Obviously when you have reimbursement reductions, it is going to help to be a bigger Company where you can offset some of that with scale through diversification. Some of the other guys are probably a little more challenged by it. But I think there is a decent amount of opportunity.
- Analyst
Regarding the big elephant you're hunting, WellPoint, can you give any color behind any discussions or progress, if any, that you've had pursuing WellPoint?
- President & CEO
I can not, Dan. I can only tell you that we're about as annoying as we can be. We're constantly providing updates, trying to keep them informed of what is going on.
I think most people in the industry are fairly moved by the sizeable return on investment as evidenced by the claims data analysis, which was recently published in a peer review journal. That has all been provided to them. They keep things close to the vest.
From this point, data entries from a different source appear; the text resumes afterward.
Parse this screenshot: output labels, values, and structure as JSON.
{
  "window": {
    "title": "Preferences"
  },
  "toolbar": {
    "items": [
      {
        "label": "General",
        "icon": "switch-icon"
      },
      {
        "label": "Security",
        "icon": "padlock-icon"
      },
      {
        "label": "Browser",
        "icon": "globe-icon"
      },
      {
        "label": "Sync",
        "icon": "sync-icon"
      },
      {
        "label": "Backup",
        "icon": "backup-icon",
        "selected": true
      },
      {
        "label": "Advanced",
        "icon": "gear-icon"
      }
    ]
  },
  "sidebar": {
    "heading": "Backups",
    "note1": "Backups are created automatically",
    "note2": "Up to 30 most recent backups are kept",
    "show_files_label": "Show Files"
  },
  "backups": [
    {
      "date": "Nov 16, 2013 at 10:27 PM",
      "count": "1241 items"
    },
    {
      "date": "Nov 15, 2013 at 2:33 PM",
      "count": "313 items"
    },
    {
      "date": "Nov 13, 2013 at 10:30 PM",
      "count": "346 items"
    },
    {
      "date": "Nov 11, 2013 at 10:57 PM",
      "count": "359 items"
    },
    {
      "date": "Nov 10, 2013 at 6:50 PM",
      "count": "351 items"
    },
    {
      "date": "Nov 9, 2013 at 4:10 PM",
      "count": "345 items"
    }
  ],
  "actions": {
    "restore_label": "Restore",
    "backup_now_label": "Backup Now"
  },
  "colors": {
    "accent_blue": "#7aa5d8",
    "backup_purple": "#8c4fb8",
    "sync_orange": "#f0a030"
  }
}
So, again, we stay on top of them as much as possible and try to push the thing forward. I don't want to give you a forecast or a prognosis, other than we're working as hard as we can. Sometimes it defies logic that people aren't paying for things that actually save them money, but these are large bureaucracies.
- Analyst
Okay. All right. Thank you.
- President & CEO
You're welcome.
Operator
Alex Silverman, Special Situations Fund.
- Analyst
Can you help us think about litigation expenses? Where you stand with Scottcare and whatever else you might have on your plate?
- President & CEO
Yes, I think the majority of the patent litigation expenses are behind us.
- CFO
Yes, most of them in Q1.
- President & CEO
We'll have some in Q1. But the majority of them are behind us.
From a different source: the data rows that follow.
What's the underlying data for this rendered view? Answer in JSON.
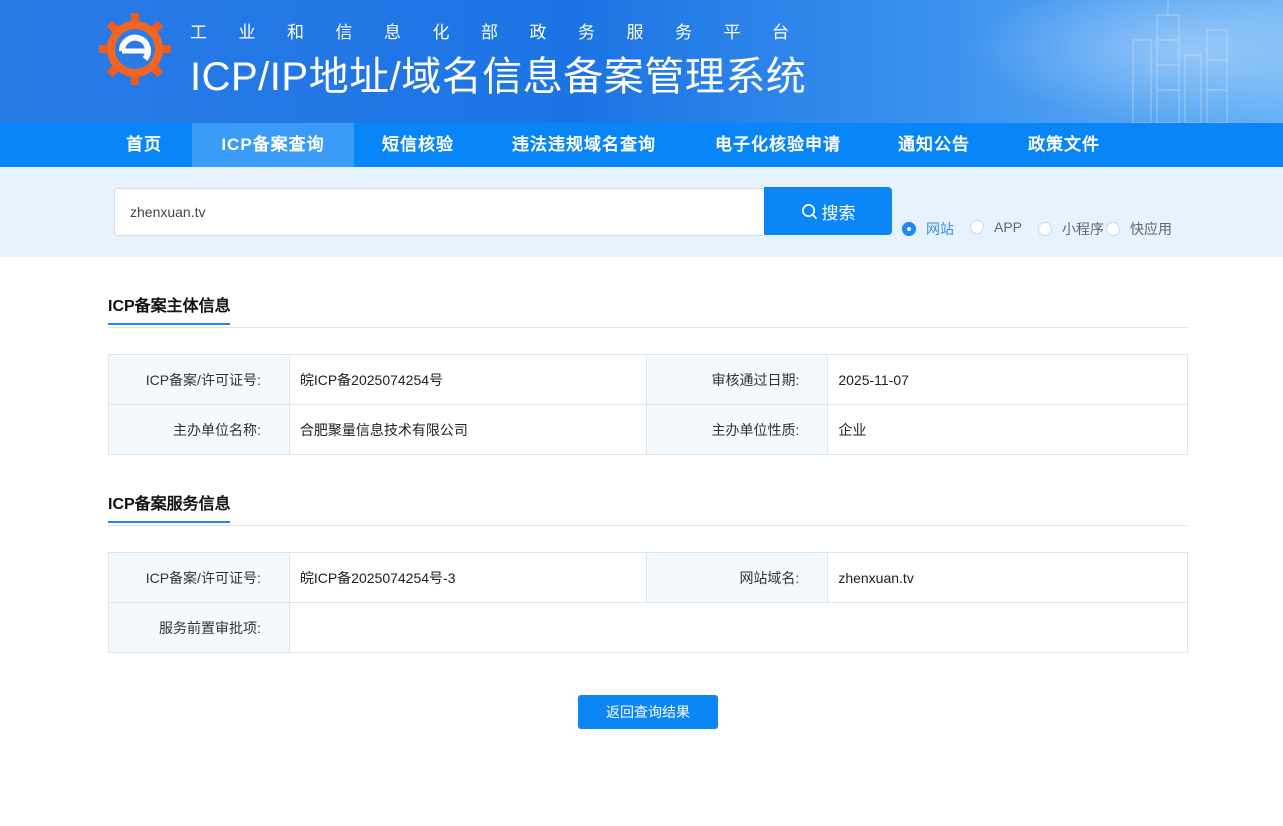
{
  "header": {
    "subtitle": "工业和信息化部政务服务平台",
    "title": "ICP/IP地址/域名信息备案管理系统"
  },
  "nav": {
    "items": [
      "首页",
      "ICP备案查询",
      "短信核验",
      "违法违规域名查询",
      "电子化核验申请",
      "通知公告",
      "政策文件"
    ],
    "active": "ICP备案查询"
  },
  "search": {
    "value": "zhenxuan.tv",
    "button_label": "搜索",
    "types": [
      "网站",
      "APP",
      "小程序",
      "快应用"
    ],
    "selected_type": "网站"
  },
  "subject_section": {
    "title": "ICP备案主体信息",
    "rows": [
      [
        {
          "label": "ICP备案/许可证号:",
          "value": "皖ICP备2025074254号"
        },
        {
          "label": "审核通过日期:",
          "value": "2025-11-07"
        }
      ],
      [
        {
          "label": "主办单位名称:",
          "value": "合肥聚量信息技术有限公司"
        },
        {
          "label": "主办单位性质:",
          "value": "企业"
        }
      ]
    ]
  },
  "service_section": {
    "title": "ICP备案服务信息",
    "license_label": "ICP备案/许可证号:",
    "license_value": "皖ICP备2025074254号-3",
    "domain_label": "网站域名:",
    "domain_value": "zhenxuan.tv",
    "approval_label": "服务前置审批项:",
    "approval_value": ""
  },
  "back_button": "返回查询结果",
  "colors": {
    "primary": "#0b86f7",
    "nav_active": "#3b9cf8",
    "search_band": "#e6f2fd"
  }
}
Scottcare, I would say that our position in the Scottcare case was powerfully enhanced by the resolution with Mednet. We'll see how that one goes. But I don't anticipate racking up a lot of legal expenses there. That's most of it.
- Analyst
Okay. That's helpful. Thank you very much.
- President & CEO
Sure.
Operator
Thank you. At this time I'd like to turn the call back over to Mr. Capper for any closing remarks.
- President & CEO
Thanks, operator. Thank you, everybody, for your continued support and interest in the Company. We're going to close the call and we will speak to you at the end of next quarter. Have a great evening. Operator, that concludes the call.
Operator
Thank you, sir. Ladies and gentlemen, that does conclude your program. You may disconnect your lines at this time. Have a great day.
If you joined the conference late today you may listen to the conference call via digital replay, which will be available through the investor information section of the BioTelemetry website at www.biotelinc.com until Wednesday, March 12, 2014. Have a great day, ladies and gentlemen.